Насколько лучше теперь — прелестная докторская жена, прелестный дом в прелестном Харрогите, смотрит в зеркало у себя в спальне, видит прелестную белую шею, и на коже мерцают прелестные, прелестнейшие жемчуга.
Она затушила сигарету, подновила помаду, «Шалимаром» спрыснула тонкую, исчерченную венами кожу на запястьях. Бледные-бледные шрамы, тонкие браслеты, словно белые ниточки, там, где она резала, — уж сколько лет прошло.
Иэн внизу читает медицинский журнал, слушает Чайковского. Скоро зайдет в кухню, сделает им обоим по чашке чего-нибудь молочного. «Мы с тобой как старые Дарби и Джоан»,[112] — смеялся он.
Такая бескрайняя пустота внутри, там, где должен быть ребенок. «Вы не сможете зачать», — сказал ей на консультации гинеколог в Лондоне, незадолго до того, как она вышла за Иэна. Иэн работал в больнице на Грейт-Ормонд, они познакомились в «Фортнуме и Мейсоне». Он покупал шоколад матери на день рождения, она пряталась от дождя, он позвал ее выпить чаю с булочками в ресторан «Фонтан», и она подумала: а что мешает?
— Хотите, я поговорю с вашим женихом? — спросил гинеколог. — Он ведь тоже медик? Или сами поговорите?

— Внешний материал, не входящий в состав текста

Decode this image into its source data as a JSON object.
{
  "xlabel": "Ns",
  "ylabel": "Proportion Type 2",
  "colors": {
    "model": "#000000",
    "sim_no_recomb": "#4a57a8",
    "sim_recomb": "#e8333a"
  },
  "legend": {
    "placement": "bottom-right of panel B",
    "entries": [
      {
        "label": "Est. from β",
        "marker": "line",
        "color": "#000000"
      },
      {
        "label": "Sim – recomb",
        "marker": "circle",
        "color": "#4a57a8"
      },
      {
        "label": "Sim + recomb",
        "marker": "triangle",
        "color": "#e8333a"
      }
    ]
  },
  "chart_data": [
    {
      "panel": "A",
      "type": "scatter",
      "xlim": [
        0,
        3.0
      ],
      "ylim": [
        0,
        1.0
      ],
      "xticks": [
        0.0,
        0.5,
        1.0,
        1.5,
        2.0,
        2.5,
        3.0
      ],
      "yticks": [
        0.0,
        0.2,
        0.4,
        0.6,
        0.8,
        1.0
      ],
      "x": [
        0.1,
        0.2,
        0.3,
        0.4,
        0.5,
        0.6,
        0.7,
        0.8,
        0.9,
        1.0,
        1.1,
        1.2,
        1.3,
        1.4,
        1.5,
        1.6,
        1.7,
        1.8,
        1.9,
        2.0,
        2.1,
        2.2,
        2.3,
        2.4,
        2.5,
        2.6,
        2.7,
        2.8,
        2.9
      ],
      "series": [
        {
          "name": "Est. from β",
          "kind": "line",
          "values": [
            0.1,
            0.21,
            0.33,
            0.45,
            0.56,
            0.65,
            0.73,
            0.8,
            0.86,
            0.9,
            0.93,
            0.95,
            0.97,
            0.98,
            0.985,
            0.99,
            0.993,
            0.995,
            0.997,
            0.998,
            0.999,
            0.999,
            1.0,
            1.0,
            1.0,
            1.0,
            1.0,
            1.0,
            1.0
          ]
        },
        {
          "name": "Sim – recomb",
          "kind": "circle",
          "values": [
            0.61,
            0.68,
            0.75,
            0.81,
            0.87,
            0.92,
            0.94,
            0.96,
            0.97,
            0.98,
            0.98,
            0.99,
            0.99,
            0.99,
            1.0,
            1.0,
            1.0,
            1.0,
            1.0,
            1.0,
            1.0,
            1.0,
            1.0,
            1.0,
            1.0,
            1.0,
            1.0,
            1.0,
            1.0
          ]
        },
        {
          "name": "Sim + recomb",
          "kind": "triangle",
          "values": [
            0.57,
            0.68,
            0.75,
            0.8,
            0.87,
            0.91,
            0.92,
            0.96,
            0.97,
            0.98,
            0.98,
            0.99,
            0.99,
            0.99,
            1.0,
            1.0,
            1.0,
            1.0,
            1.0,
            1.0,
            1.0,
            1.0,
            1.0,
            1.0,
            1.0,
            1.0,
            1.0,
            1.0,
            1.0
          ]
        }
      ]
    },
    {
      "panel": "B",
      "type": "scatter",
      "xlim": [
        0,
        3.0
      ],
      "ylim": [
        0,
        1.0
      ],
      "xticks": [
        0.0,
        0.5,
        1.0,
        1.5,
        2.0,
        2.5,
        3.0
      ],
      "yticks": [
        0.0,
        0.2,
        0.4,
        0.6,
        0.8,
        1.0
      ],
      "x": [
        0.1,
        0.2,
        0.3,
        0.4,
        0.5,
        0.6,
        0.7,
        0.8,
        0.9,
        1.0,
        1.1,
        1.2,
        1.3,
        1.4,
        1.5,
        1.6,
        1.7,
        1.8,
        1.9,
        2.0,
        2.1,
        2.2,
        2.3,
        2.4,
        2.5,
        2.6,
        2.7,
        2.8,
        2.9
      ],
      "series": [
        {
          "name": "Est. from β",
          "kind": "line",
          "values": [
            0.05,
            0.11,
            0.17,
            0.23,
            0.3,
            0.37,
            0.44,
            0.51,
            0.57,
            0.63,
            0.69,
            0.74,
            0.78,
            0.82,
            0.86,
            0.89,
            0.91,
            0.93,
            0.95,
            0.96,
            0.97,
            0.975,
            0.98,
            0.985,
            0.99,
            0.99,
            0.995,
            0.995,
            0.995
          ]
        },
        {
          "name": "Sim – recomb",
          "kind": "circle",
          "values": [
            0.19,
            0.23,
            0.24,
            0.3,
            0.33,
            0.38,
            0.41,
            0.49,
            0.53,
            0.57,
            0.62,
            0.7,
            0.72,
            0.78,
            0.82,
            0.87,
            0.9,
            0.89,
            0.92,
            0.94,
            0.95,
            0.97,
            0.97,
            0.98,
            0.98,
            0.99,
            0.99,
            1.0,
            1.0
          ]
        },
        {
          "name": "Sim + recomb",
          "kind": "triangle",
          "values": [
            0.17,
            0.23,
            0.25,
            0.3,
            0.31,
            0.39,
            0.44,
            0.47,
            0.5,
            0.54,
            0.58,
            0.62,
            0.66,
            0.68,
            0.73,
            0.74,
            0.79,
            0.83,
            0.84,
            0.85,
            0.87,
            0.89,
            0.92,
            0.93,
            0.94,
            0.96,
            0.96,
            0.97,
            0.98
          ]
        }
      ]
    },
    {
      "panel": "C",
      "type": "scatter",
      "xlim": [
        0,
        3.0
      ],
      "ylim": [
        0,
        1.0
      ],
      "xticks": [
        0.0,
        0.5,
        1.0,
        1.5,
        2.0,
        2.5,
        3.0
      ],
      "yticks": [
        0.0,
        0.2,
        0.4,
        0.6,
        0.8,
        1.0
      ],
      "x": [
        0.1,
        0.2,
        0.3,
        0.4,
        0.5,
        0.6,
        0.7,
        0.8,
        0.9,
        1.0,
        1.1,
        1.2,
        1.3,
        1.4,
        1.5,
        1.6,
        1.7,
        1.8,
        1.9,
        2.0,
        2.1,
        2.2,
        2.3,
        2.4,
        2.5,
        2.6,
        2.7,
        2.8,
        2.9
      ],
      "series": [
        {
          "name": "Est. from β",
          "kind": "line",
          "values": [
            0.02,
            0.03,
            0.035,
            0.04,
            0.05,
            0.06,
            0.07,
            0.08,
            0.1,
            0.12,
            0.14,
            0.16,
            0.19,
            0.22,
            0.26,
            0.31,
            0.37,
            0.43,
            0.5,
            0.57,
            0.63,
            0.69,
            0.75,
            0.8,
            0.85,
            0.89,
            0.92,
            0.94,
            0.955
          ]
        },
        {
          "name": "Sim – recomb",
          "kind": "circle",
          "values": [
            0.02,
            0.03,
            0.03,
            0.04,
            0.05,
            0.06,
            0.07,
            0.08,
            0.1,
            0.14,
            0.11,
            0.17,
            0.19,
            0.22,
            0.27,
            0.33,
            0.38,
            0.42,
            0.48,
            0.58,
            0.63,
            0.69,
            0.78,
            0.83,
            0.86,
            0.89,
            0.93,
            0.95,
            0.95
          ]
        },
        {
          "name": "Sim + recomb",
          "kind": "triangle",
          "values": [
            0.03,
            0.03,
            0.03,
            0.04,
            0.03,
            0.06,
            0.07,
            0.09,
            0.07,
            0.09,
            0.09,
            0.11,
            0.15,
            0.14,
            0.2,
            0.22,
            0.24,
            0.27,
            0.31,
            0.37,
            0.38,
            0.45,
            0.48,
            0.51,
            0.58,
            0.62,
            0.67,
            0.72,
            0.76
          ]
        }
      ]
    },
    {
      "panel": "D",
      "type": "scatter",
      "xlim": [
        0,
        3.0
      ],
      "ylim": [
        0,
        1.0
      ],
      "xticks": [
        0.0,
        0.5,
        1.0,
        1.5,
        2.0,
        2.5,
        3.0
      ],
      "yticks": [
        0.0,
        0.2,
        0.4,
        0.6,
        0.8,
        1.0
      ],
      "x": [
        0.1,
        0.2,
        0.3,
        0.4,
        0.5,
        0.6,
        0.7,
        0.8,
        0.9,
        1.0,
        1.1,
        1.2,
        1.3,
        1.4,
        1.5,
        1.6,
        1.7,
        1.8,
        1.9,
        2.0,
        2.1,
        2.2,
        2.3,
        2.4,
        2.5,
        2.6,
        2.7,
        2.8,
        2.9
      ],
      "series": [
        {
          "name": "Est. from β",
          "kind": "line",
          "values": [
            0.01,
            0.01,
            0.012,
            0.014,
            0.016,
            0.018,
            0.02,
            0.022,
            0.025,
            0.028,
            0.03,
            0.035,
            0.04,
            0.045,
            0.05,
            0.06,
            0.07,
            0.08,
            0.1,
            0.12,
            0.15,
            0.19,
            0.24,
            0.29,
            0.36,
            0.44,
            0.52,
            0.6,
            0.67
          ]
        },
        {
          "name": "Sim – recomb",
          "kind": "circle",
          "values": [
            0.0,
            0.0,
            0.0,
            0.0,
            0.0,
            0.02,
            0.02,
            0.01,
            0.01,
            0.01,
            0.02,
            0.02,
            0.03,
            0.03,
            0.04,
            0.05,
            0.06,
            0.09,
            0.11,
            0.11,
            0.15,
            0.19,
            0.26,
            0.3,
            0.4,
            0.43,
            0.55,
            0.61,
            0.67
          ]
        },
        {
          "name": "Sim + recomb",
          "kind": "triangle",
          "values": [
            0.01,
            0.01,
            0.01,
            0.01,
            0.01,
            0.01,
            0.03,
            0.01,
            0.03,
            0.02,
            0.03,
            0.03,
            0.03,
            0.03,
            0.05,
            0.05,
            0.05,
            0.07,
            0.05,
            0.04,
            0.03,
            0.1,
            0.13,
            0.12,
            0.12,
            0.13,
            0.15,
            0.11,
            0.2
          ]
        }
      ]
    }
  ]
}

Они вежливо шифровали беседу. Хочет ли Китти, чтобы гинеколог объяснил Иэну, как «некая медицинская процедура, которую она прошла в молодости, лишила ее возможности зачать ребенка»? Но ведь Иэн врач, он захочет узнать подробности и уж наверняка сообразит, что это была за «медицинская процедура».
Уйдя от писателя и выбросив неприличную зажигалку в Темзу, она обнаружила, что беременна. Сделала вид, что это неправда, понадеялась, что само рассосется, но не рассосалось. Понимала, что писателю ее положение до лампочки, да оно и к лучшему. Пять месяцев тянула, затем пошла на аборт. Фиби Марч порекомендовала врача. «Он тебя подчистит, — сказала. — К нему все девушки обращаются, ерунда, все равно что к зубному сходить».

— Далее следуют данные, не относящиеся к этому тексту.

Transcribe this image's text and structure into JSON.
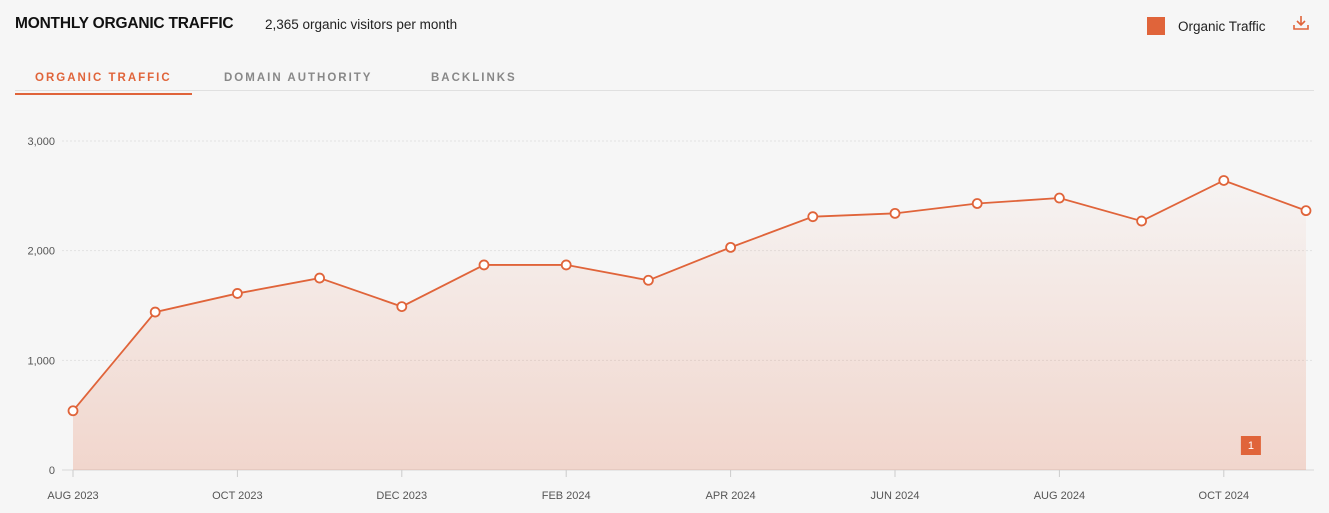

И он не вязальной спицей ковырял посреди обшарпанной квартирки в задрипанном проулке. Кабинет на Харли-стрит, дежурная в приемной, цветы на столе. Щуплый человечек, крошечные ступни; ступни всегда замечаешь.
В больнице ее навестила Фиби, принесла жизнерадостных нарциссов.
— Не повезло тебе, — сказала, — но избавилась, и то хорошо. Мы с тобой, дорогая, рабочие лошадки, мы должны принимать тяжкие решения. Все к лучшему.
Фиби теперь играет Клеопатру в Стратфорде. Они с Иэном ездили смотреть, часто бывали на юге, оставались на выходные, жили в приятной гостинице при пабе. Так и не сказала мужу, что давно знакома с Фиби. До сих пор вспоминает человечка с Харли-стрит. Его крошечные ступни. Наверняка презирал женщин. Поломал ей нутро навсегда.